Mobiler Container für den Katastrophenfall

Zugeklappt sieht er zunächst aus, wie ein unspektakulärer Container. Doch innen drin verbirgt sich etwas ganz Neues – eine Innovation im Bereich des Katastrophenschutzes. Ein rollendes Rettungs- und Gesundheitssystem. das ist die Erfindung eines Sanitäters aus der Eifel. Der Container ist also so etwas wie eine mobile Intensivstation.
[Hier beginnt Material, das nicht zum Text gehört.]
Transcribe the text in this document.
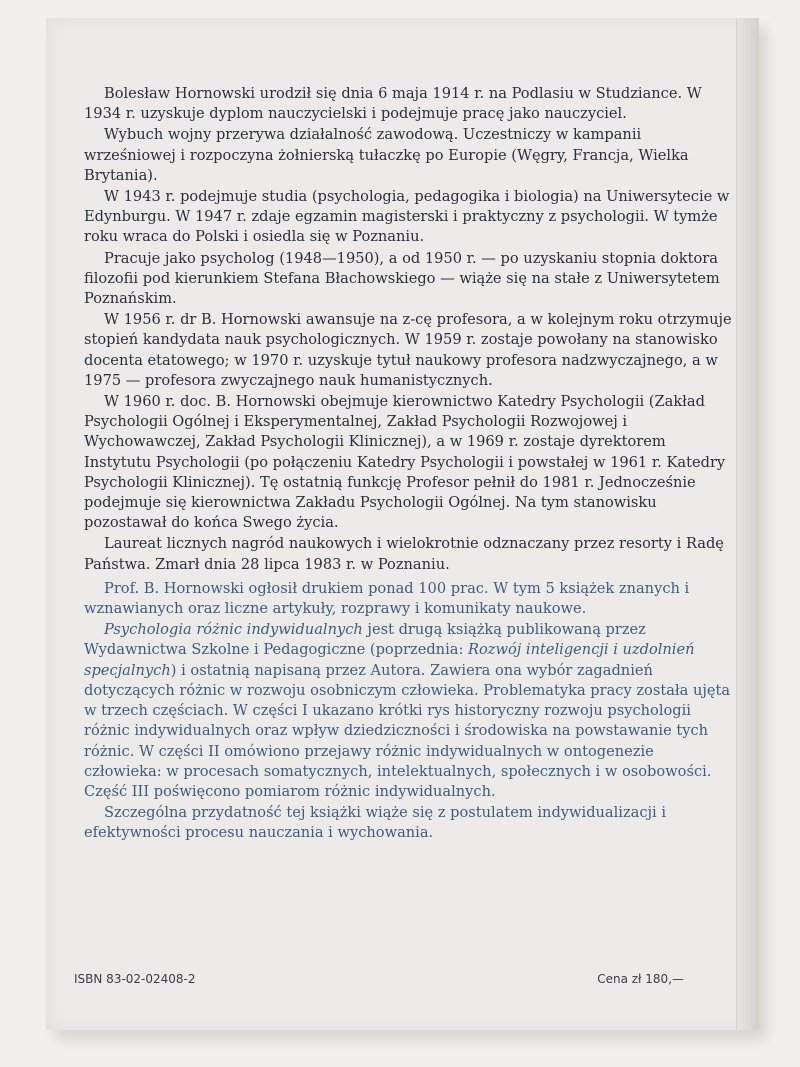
Bolesław Hornowski urodził się dnia 6 maja 1914 r. na Podlasiu w Studziance. W 1934 r. uzyskuje dyplom nauczycielski i podejmuje pracę jako nauczyciel.

Wybuch wojny przerywa działalność zawodową. Uczestniczy w kampanii wrześniowej i rozpoczyna żołnierską tułaczkę po Europie (Węgry, Francja, Wielka Brytania).

W 1943 r. podejmuje studia (psychologia, pedagogika i biologia) na Uniwersytecie w Edynburgu. W 1947 r. zdaje egzamin magisterski i praktyczny z psychologii. W tymże roku wraca do Polski i osiedla się w Poznaniu.

Pracuje jako psycholog (1948—1950), a od 1950 r. — po uzyskaniu stopnia doktora filozofii pod kierunkiem Stefana Błachowskiego — wiąże się na stałe z Uniwersytetem Poznańskim.

W 1956 r. dr B. Hornowski awansuje na z-cę profesora, a w kolejnym roku otrzymuje stopień kandydata nauk psychologicznych. W 1959 r. zostaje powołany na stanowisko docenta etatowego; w 1970 r. uzyskuje tytuł naukowy profesora nadzwyczajnego, a w 1975 — profesora zwyczajnego nauk humanistycznych.

W 1960 r. doc. B. Hornowski obejmuje kierownictwo Katedry Psychologii (Zakład Psychologii Ogólnej i Eksperymentalnej, Zakład Psychologii Rozwojowej i Wychowawczej, Zakład Psychologii Klinicznej), a w 1969 r. zostaje dyrektorem Instytutu Psychologii (po połączeniu Katedry Psychologii i powstałej w 1961 r. Katedry Psychologii Klinicznej). Tę ostatnią funkcję Profesor pełnił do 1981 r. Jednocześnie podejmuje się kierownictwa Zakładu Psychologii Ogólnej. Na tym stanowisku pozostawał do końca Swego życia.

Laureat licznych nagród naukowych i wielokrotnie odznaczany przez resorty i Radę Państwa. Zmarł dnia 28 lipca 1983 r. w Poznaniu.

Prof. B. Hornowski ogłosił drukiem ponad 100 prac. W tym 5 książek znanych i wznawianych oraz liczne artykuły, rozprawy i komunikaty naukowe.

Psychologia różnic indywidualnych jest drugą książką publikowaną przez Wydawnictwa Szkolne i Pedagogiczne (poprzednia: Rozwój inteligencji i uzdolnień specjalnych) i ostatnią napisaną przez Autora. Zawiera ona wybór zagadnień dotyczących różnic w rozwoju osobniczym człowieka. Problematyka pracy została ujęta w trzech częściach. W części I ukazano krótki rys historyczny rozwoju psychologii różnic indywidualnych oraz wpływ dziedziczności i środowiska na powstawanie tych różnic. W części II omówiono przejawy różnic indywidualnych w ontogenezie człowieka: w procesach somatycznych, intelektualnych, społecznych i w osobowości. Część III poświęcono pomiarom różnic indywidualnych.

Szczególna przydatność tej książki wiąże się z postulatem indywidualizacji i efektywności procesu nauczania i wychowania.

ISBN 83-02-02408-2	Cena zł 180,—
Er kommt auf einem Tieflader angefahren. Ein Container, in dem Leben gerettet werden kann. Das Ziel ist der Parkplatz des Bürgerhauses von Ettringen. In nur wenigen Minuten kann Heinz Werner Kleine-Natrop seine Erfindung aufbauen. Eine mobile Notaufnahme.
Heinz Werner Kleine-Natrop, Erfinder aus Ettringen
„Ich habe mir deutschlandweit und auch weltweit immer Katastrophenschutzsysteme angeguckt, und da habe ich dann halt gesehen, dass wir immer ein bisschen zu langsam sind. Wir brauchen viel zu viel Personal bei Großschadenslagen. Wir verschwenden ganz, ganz viel Zeit. Und die erste Stunde zählt. In der Katastrophenmedizin, in der Rettungsmedizin. Und das muss alles schneller gehen.“
Zusammen mit dem Katastrophenschutzinspektor des Kreises Mayen-Koblenz entlädt der Erfinder und Notfallsanitäter den Prototyp seiner Rettungsstation. Die ist so konzipiert, dass sie jeder aufbauen kann. Die Materialkästen haben verschiedene Farben. Alles, was mit der Stabilisierung des Kreislaufs zu tun hat, ist zum Beispiel rot.
Heinz Werner Kleine-Natrop, Notfallsanitäter
„Ja, getüftelt, die ersten Ideen kamen schon 2005, aber die finale Situation, die kam dann nach Berlin Breitscheidplatz, nachdem das Unglück passiert ist, habe ich gesagt: Jetzt muss was in der Katastrophenmedizin passieren.“
Der islamistische Terroranschlag mit 13 Toten und vielen Verletzten, als Auslöser für das Tüfteln an einer schnellen und umfassenden Vorortversorgung. 16 Patienten können parallel behandelt werden. Das Notfallsystem ist klimatisiert. Helfen können die Sanitär schon nach wenigen Minuten.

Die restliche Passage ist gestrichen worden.